Der deutsche 9 / 11: Der 9. November ist der Jahrestag gegensätzlichster Ereignisse der deutschen Geschichte
Hitler-Putsch, Novemberrevolution, Pogromnacht, Mauerfall - sie alle geschahen an einem 9. November. In seiner Kolumne sucht der Autor einen gemeinsamen Nenner für den Wechselbadtag der Nation.
Event-Hopping gehört in der brummenden Stadt zum Alltag. Am deutschen 9/11 kommt Bedeutungs-Hopping hinzu. Welches Datum wäre diesmal zu würdigen? Den gefloppten Hitler-Putsch von 1923 feierte das „Dritte Reich“. Nachfolgestaaten konzentrierten sich auf die linke Revolte von 1918 (DDR) oder die Pogrome von 1938 (BRD). Die Wende-Diskussion, ob nach 1989 nicht der multiple 9. November als Nationaler Wechselbadtag stimmig wäre: passé. Heute schieben sich für das öffentliche Bewusstsein, alternierend aufgrund numerischer Rundung, nur noch Pogrom und Mauerfall in den Vordergrund.

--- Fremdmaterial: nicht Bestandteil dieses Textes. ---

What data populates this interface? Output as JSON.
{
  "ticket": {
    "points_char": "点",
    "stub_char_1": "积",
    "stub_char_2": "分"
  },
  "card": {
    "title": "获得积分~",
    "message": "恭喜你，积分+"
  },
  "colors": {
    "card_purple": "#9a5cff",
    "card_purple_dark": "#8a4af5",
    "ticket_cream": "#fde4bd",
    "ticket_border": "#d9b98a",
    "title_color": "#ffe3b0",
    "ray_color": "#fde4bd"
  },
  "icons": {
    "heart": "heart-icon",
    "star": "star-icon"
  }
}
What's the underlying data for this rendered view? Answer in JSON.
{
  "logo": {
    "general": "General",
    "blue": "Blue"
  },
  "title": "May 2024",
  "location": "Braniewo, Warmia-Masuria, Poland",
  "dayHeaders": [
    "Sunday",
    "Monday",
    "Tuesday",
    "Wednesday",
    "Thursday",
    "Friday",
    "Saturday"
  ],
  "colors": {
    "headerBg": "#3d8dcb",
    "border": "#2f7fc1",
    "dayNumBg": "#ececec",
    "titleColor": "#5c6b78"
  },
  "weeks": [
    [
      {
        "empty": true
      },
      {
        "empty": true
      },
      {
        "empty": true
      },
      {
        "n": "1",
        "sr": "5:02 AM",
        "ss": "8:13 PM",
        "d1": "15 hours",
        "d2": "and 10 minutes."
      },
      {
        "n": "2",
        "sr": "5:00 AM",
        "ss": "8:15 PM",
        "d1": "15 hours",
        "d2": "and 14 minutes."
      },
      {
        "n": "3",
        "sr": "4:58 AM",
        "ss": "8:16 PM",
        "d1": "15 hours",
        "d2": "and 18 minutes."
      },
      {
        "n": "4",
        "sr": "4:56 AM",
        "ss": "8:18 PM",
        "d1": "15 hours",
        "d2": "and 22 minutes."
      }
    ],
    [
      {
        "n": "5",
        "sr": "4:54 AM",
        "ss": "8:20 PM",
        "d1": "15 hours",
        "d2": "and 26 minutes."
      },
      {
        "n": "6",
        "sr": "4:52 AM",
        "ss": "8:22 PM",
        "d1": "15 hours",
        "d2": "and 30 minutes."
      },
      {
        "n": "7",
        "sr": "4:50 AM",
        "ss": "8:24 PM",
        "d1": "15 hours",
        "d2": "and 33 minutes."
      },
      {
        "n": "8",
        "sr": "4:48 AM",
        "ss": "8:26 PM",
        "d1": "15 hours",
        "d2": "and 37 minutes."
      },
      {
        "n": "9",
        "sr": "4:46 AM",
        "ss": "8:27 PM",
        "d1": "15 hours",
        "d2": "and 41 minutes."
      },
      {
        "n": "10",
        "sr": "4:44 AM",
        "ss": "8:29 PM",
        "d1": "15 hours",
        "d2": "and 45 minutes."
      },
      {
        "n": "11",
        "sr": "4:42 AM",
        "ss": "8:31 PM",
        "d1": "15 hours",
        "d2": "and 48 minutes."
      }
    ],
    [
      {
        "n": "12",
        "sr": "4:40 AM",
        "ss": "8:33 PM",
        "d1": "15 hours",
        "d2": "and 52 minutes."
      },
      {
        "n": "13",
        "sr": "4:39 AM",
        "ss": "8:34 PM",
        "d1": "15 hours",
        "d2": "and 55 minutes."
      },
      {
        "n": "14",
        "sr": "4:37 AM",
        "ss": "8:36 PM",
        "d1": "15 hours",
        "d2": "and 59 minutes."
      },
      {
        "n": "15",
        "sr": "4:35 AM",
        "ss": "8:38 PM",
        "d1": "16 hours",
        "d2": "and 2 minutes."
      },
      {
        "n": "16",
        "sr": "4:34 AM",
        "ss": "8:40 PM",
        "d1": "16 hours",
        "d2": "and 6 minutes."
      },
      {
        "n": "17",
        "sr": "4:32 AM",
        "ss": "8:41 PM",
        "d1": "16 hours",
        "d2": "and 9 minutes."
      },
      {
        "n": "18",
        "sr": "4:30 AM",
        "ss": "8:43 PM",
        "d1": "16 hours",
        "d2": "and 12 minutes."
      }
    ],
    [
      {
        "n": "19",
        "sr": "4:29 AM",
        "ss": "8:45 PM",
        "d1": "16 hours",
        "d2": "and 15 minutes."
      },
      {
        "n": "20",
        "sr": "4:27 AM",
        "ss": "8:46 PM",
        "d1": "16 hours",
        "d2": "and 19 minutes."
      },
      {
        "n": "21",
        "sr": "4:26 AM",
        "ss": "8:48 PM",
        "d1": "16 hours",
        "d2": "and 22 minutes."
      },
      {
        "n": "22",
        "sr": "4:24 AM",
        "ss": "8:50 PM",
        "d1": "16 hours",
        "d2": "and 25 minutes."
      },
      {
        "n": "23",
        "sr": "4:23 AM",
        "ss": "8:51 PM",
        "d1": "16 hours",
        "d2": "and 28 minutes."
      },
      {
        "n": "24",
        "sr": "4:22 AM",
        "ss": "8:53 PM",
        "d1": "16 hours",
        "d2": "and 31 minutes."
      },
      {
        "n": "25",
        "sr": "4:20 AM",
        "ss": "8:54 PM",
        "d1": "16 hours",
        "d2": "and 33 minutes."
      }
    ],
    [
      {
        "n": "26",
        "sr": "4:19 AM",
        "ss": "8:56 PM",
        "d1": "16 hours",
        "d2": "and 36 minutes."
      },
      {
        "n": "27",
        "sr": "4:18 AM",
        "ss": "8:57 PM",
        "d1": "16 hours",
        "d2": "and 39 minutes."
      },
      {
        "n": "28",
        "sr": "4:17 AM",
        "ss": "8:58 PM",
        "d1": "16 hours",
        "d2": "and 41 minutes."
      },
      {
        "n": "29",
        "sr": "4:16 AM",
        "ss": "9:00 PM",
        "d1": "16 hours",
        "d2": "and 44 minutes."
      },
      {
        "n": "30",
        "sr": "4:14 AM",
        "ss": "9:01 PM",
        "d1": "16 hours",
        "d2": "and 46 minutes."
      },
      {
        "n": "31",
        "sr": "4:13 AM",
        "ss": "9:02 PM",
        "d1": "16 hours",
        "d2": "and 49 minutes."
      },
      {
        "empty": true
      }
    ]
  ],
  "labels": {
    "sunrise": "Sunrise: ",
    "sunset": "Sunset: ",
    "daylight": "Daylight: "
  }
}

Haben beide Termine für den Gedenkbürger überhaupt einen gemeinsamen Nenner?
Die Frage ist tückisch; im Gegensatz zum Politiker, der Historie gern für Morallektionen verwurstet, lernen die Völker aus der Geschichte, dass die Völker aus der Geschichte nichts lernen (Hegel). Heute wäre ein Tag, trotzdem zu behaupten: Ja, auf den Mut Einzelner käme es an. 1938, als die NS-Führung unsicher war, wie ihre chaotisch organisierte Judenhatz akzeptiert würde, wäre durch mehr Einzelne, die vor Kollegen, Verwandten, Nachbarn, Polizisten dagegengehalten hätten, ein anderer Verlauf bewirkt worden. 1989 wiederum war der Erfolg jener Massen, die das Regime unter Druck setzten, nicht abtrennbar vom Mut Einzelner, die zuvor als loyale Bürger ihrer Heimat den Mund aufgemacht hatten. Wie überwindet man die Feigheit vor dem Freund? Testen Sie doch mal: Sich vor guten Bekannten irgendwie auf die Seite Israels zu stellen und fromme Muslime in Schutz zu nehmen. Mal sehen, was passiert.